Le 10 décembre, le « bataillon de pointe » d'Extrême-Orient, les Queen’s Own Highlanders, a commencé à arriver à Brunei. Le brigadier Patterson, commandant de la 99e brigade d'infanterie Gurkha, est arrivé pour prendre le commandement global du brigadier Pat Glennie, normalement brigadier général d'état-major au quartier général d'Extrême-Orient. Tous deux ont rendu compte au lieutenant-général Sir Nigel Poett, commandant des forces terrestres d'Extrême-Orient à Singapour. Seria et Limbang sont restés aux mains des rebelles. D'autres renforts sont arrivés dans les jours suivants.
Le 10 décembre, une compagnie des Queen’s Own Highlanders a embarqué dans cinq Twin Pioneers et un Beverley à Brunei. Les Twin Pioneers ont atterri à l'ouest de Seria et le Beverley à Anduki. Un poste de police situé à 3 km (2 miles) de l'atterrissage ouest a été repris, tout comme le centre de télécommunications après un bref combat. L'aérodrome d'Anduki a été rapidement repris. Cependant, le poste de police principal de Seria, avec 48 otages, pour la plupart des expatriés de Shell, n'a été sécurisé que le 12.
Quatre-vingt-neuf Marines du 42 Commando étaient arrivés à Brunei le 11 décembre, dirigés par le capitaine Jeremy Moore (qui a plus tard commandé les forces britanniques pendant la guerre des Malouines).
Après avoir acquis deux barges de débarquement, les Marines ont été transportés à Limbang par des équipages de la Royal Navy dirigés par le capitaine Black (qui a plus tard commandé le HMS Invincible pendant la guerre des Malouines) et ont organisé leur arrivée à l'aube, le 13 décembre.
Le 14 décembre, la majeure partie de l'unité a renforcé la batterie d'artillerie envoyée sur place en tant qu'infanterie le 12 décembre pour prévenir les troubles causés par les Chinois de l'Organisation communiste clandestine (CCO), qui sympathisaient ouvertement avec les rebelles de Brunei.
Le 17 décembre, la rébellion avait été contenue et brisée. Environ 40 rebelles étaient morts et 3 400 avaient été capturés. Les autres avaient fui et on supposait qu'ils tentaient de rejoindre l'Indonésie. Parmi les chefs, Azahari se trouvait aux Philippines et Yassin Affendi était avec les fugitifs.
Le 17 décembre, le 42 Commando était au complet à Brunei et le 1st Green Jackets (43rd and 52nd) avait débarqué du croiseur HMS Tiger à Miri. Le 40 Commando, à bord du porte-hélicoptères d'assaut HMS Albion, a été détourné de Miri vers Kuching.
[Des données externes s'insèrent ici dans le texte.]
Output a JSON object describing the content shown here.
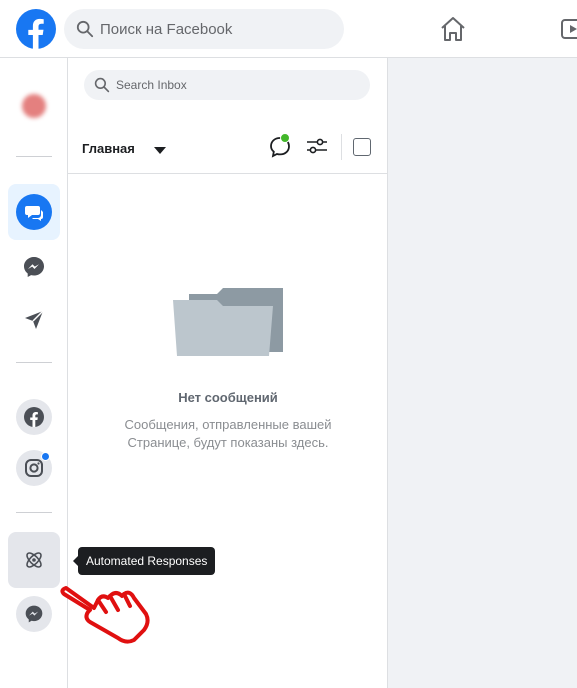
{
  "topbar": {
    "search_placeholder": "Поиск на Facebook",
    "brand_color": "#1877f2"
  },
  "rail": {
    "items": [
      {
        "name": "page-avatar"
      },
      {
        "name": "inbox",
        "icon": "chat-bubbles-icon",
        "active": true
      },
      {
        "name": "messenger",
        "icon": "messenger-icon"
      },
      {
        "name": "send",
        "icon": "send-icon"
      },
      {
        "name": "facebook",
        "icon": "facebook-icon"
      },
      {
        "name": "instagram",
        "icon": "instagram-icon",
        "badge": true
      },
      {
        "name": "automated-responses",
        "icon": "atom-icon",
        "hover": true
      },
      {
        "name": "messenger-2",
        "icon": "messenger-icon"
      }
    ]
  },
  "inbox": {
    "search_placeholder": "Search Inbox",
    "filter_label": "Главная",
    "empty_title": "Нет сообщений",
    "empty_desc": "Сообщения, отправленные вашей Странице, будут показаны здесь."
  },
  "tooltip": {
    "text": "Automated Responses"
  },
  "colors": {
    "accent": "#1877f2",
    "online": "#42b72a",
    "pointer_hand": "#e01010"
  }
}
Le 12 avril, le poste de police de Tebedu, dans la 1re division du Sarawak, a été attaqué et capturé. Les assaillants venaient du Kalimantan. Cela a marqué le début de la Confrontation.
Le 18 mai, une patrouille du 1/7 Gurkhas a été guidée par un informateur vers un camp situé dans la mangrove. Ils ont poussé un groupe de rebelles vers une embuscade. Dix rebelles ont été tués ou capturés. Il s'agissait des restes du quartier général du TNKU et l'un des blessés, touché à la hanche, était Yassin Affendi.